Once again, one of the most prestigious awards in women’s golf could come down to the last putt of the year. With only two events remaining, the Rolex LPGA Player of the Year award is still too close to call and might remain that way until Sunday afternoon of the CME Group Tour Championship. But that is not unusual for the LPGA Tour.
Last year, Nelly Korda entered the final round of the final event leading the season-long player-of-the-year race. Then an incredible performance by Jin Young Ko, who captured the CME Group Tour Championship, flipped the script and gave Ko her second Rolex LPGA Player of the Year award in three years.
In 2020, Sei Young Kim didn’t win the CME Group Tour Championship, but she did capture Rolex Player of the Year by playing well enough on the final day of the season. Again, it wasn’t a sure thing until the last putt fell on Sunday.
Back in 2017, it came down to one of the most unusual occurrences in professional golf history. After the final putt fell and all the points were tallied, the Rolex LPGA Player of the Year race ended in a tie between So Yeon Ryu and Sung Hyun Park. Both players won twice that year, including one major apiece, and they both had high enough finishes in the same number of events that no matter how many decimal places you carried the calculations, the two remained tied. It was a first in LPGA Tour history. Both Ryu and Park’s names are on the trophy and both received one point toward the LPGA Hall of Fame as a result.
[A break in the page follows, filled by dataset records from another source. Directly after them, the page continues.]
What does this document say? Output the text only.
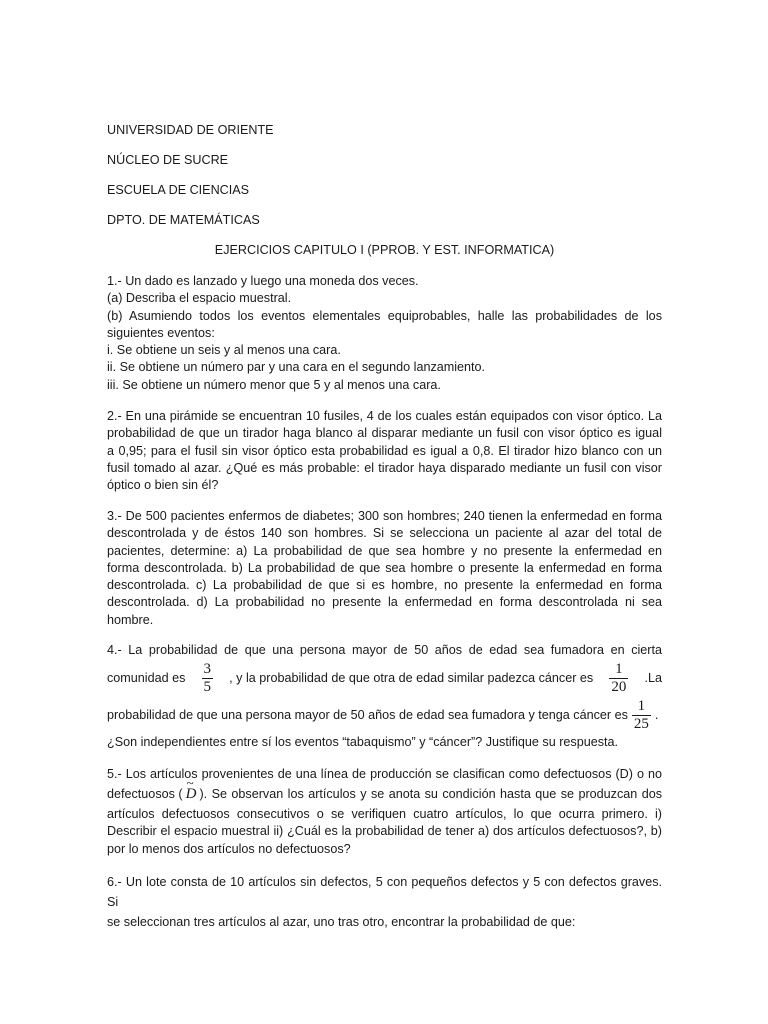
UNIVERSIDAD DE ORIENTE
NÚCLEO DE SUCRE
ESCUELA DE CIENCIAS
DPTO. DE MATEMÁTICAS
EJERCICIOS CAPITULO I (PPROB. Y EST. INFORMATICA)
1.- Un dado es lanzado y luego una moneda dos veces.
(a) Describa el espacio muestral.
(b) Asumiendo todos los eventos elementales equiprobables, halle las probabilidades de los
siguientes eventos:
i. Se obtiene un seis y al menos una cara.
ii. Se obtiene un número par y una cara en el segundo lanzamiento.
iii. Se obtiene un número menor que 5 y al menos una cara.
2.- En una pirámide se encuentran 10 fusiles, 4 de los cuales están equipados con visor óptico. La
probabilidad de que un tirador haga blanco al disparar mediante un fusil con visor óptico es igual
a 0,95; para el fusil sin visor óptico esta probabilidad es igual a 0,8. El tirador hizo blanco con un
fusil tomado al azar. ¿Qué es más probable: el tirador haya disparado mediante un fusil con visor
óptico o bien sin él?
3.- De 500 pacientes enfermos de diabetes; 300 son hombres; 240 tienen la enfermedad en forma
descontrolada y de éstos 140 son hombres. Si se selecciona un paciente al azar del total de
pacientes, determine: a) La probabilidad de que sea hombre y no presente la enfermedad en
forma descontrolada. b) La probabilidad de que sea hombre o presente la enfermedad en forma
descontrolada. c) La probabilidad de que si es hombre, no presente la enfermedad en forma
descontrolada. d) La probabilidad no presente la enfermedad en forma descontrolada ni sea
hombre.
4.- La probabilidad de que una persona mayor de 50 años de edad sea fumadora en cierta
comunidad es $\frac{3}{5}$ , y la probabilidad de que otra de edad similar padezca cáncer es $\frac{1}{20} .La$
probabilidad de que una persona mayor de 50 años de edad sea fumadora y tenga cáncer es $\frac{1}{25}$ .
¿Son independientes entre sí los eventos “tabaquismo” y “cáncer”? Justifique su respuesta.
5.- Los artículos provenientes de una línea de producción se clasifican como defectuosos (D) o no
defectuosos (
~ D ). Se observan los artículos y se anota su condición hasta que se produzcan dos
artículos defectuosos consecutivos o se verifiquen cuatro artículos, lo que ocurra primero. i)
Describir el espacio muestral ii) ¿Cuál es la probabilidad de tener a) dos artículos defectuosos?, b)
por lo menos dos artículos no defectuosos?
6.- Un lote consta de 10 artículos sin defectos, 5 con pequeños defectos y 5 con defectos graves. Si
se seleccionan tres artículos al azar, uno tras otro, encontrar la probabilidad de que:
These sorts of anomalies are possible because, unlike player-of-the-year awards in other sports that are based on votes, the Rolex LPGA Player of the Year is completely objective. Players receive 30 points for a win, 12 points for a runner-up finish, 9 points for finishing third, 7 for fourth, 6 for fifth and on down the line until you get a single point for finishing tenth.
There have been times of domination when the Rolex LPGA Player of the Year was never in doubt. Kathy Whitworth, the winningest player in LPGA Tour history, won the first four awards beginning in 1966 and seven out of the first eight. The only interruption came in 1970 when Sandra Haynie was Player of the Year.
Annika Sorenstam was Player of the Year eight times, the most in history. Five of those came in a row between 2001 and 2005. And they were never in question. The same was true with Lorena Ochoa’s four consecutive titles between 2006 and 2009. But since Yani Tseng won back-to-back player-of-the-year awards in 2011 and 2012, the title has been closely contested, often remaining undecided until the final putt of the season.
This year, with only two events remaining, six players could still be crowned Rolex LPGA Player of the Year. Lydia Ko came into the Pelican Women’s Championship leading Minjee Lee by one point with Brooke Henderson and Atthaya Thitikul 20 points back. Should Lydia hoist the Pelican Women’s Championship trophy on Sunday – an event she lost in a three-way playoff a year ago – then she would capture her second Rolex LPGA Player of the Year, the first coming back in 2015 when Lydia was still a bespectacled teenager.
Certainly Lydia, who arrived at Pelican Golf Club with two wins and 13 top-10 finishes and is leading the Race to the CME Globe as well as the Vare Trophy contest for low-stroke average, has the best shot. But Lee, who has two wins on the season, including a major championship, could finish in 10th place or better at the CME Group Tour Championship and still be Player of the Year depending on how others in contention finish.
Henderson, also a major champion in 2022, could lock up the title with two wins or a runner up and a third-place finish in the final two events of the year, while Thitikul, who captured the Louise Suggs Rolex Rookie of the Year award before the first shots were struck at Pelican, needs another win to have a chance. Should Thitikul enter the CME Group Tour Championship more than 30 points behind, she would be mathematically eliminated.
Should she win, Thitikul would join Nancy Lopez and Sung Hyun Park as the only players in LPGA Tour history to capture both Rookie of the Year and Player of the Year in the same season.
The final two players with a shot – albeit a long one – are both major champions. In Gee Chun, who won the KPMG Women’s PGA Championship and lost the AIG Women’s Open in a playoff, needs to win the Pelican Women’s Championship and the CME Group Tour Championship to have a chance. If Chun does not win this week, she would be eliminated.
Jennifer Kupcho, who won three times this season, including the Chevron Championship, needs to win the Pelican Women’s Championship and the CME Group Tour Championship as well. If Kupcho does not win back-to-back events to close out 2022, she too would be eliminated.
As players enter the final furlong, Lydia has the lead and the inside track. But history has shown that the race isn’t over until they all pass the finish line. And as we’ve seen often in recent years, anything can happen in the closing moments of a tight race.